There are threads that spiral through both books, and views about these will differ. Early trauma often coexists with mental illness and its treatments, and these will influence each other. However, this doesn’t necessarily imply causation. It is easy to hear the echoes of parental separation in Wield’s anguished attempts to communicate with her psychiatrists; but it is difficult, after so many years, to fully appreciate the levels of concern felt by professionals, as well as the risks they were trying to manage.
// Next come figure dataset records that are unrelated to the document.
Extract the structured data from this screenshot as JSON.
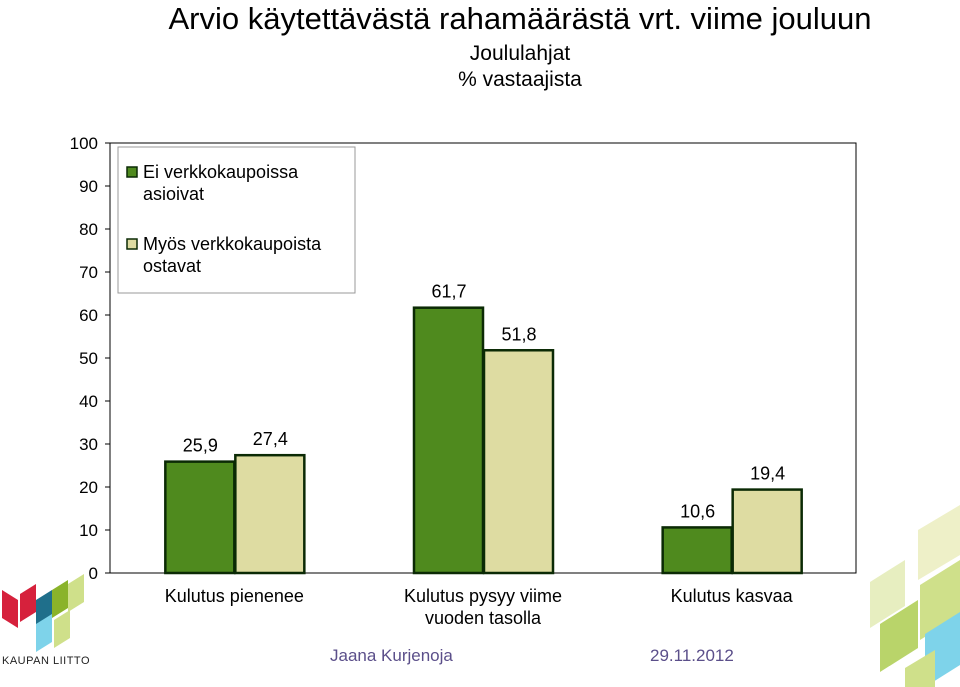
{
  "chart_data": {
    "type": "bar",
    "title": "Arvio käytettävästä rahamäärästä vrt. viime jouluun",
    "subtitle": "Joululahjat",
    "unit_label": "% vastaajista",
    "categories": [
      "Kulutus pienenee",
      "Kulutus pysyy viime vuoden tasolla",
      "Kulutus kasvaa"
    ],
    "series": [
      {
        "name": "Ei verkkokaupoissa asioivat",
        "values": [
          25.9,
          61.7,
          10.6
        ],
        "labels": [
          "25,9",
          "61,7",
          "10,6"
        ],
        "color": "#4f8a1e"
      },
      {
        "name": "Myös verkkokaupoista ostavat",
        "values": [
          27.4,
          51.8,
          19.4
        ],
        "labels": [
          "27,4",
          "51,8",
          "19,4"
        ],
        "color": "#dedca2"
      }
    ],
    "ylim": [
      0,
      100
    ],
    "yticks": [
      "0",
      "10",
      "20",
      "30",
      "40",
      "50",
      "60",
      "70",
      "80",
      "90",
      "100"
    ],
    "legend_position": "top-left",
    "grid": false
  },
  "footer": {
    "author": "Jaana Kurjenoja",
    "date": "29.11.2012",
    "logo_text": "KAUPAN LIITTO"
  },
  "colors": {
    "bar_outline": "#0b2a05",
    "footer_text": "#5b4f8a",
    "logo_red": "#d6213c",
    "logo_teal": "#1f6f8b",
    "logo_green": "#8ab32a",
    "logo_light": "#cfe08a",
    "logo_cyan": "#7ed3ea"
  }
}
There is an interesting parallel between the lightbulb moment cure following psychosurgery and her sudden realisation, talking with her therapist years later, that depression might not have been her diagnosis. Wield’s determination is ferocious and commendable, although she herself recognises that this may have developed as a coping mechanism following early events. Her work in accident and emergency departments, and with the homeless, demonstrates an appreciation of the wide diversity of contributing factors experienced by those with mental distress, but acceptance of all the multifaceted influences on her own life at times seems lacking. She rejects psychiatry totally – in Denver, she is ‘mortified by the idea of a psychiatric assessment’, even in different circumstances.
I was concerned by her confident statement that there is not good evidence for the use of psychotropic drugs and ECT, but I would agree that it may be best not to persist with them if ineffective. I also agree that tapering off these drugs can be very hard, and can lack appropriate support. Another comment, made several times, is that psychotropic drugs do not cure mental illness. This may well be true, but relief of symptoms is important. This is mirrored in other medical specialties, and does not prove that mental illness does not exist.
Ultimately, what I found hardest when reading this was her description of herself as ‘Emily’, writing in the third person. I can appreciate that it might have been hard to write in the first person, but, as someone who had read the first book, it felt at times as though she was describing someone else. Perhaps, in a way, she was.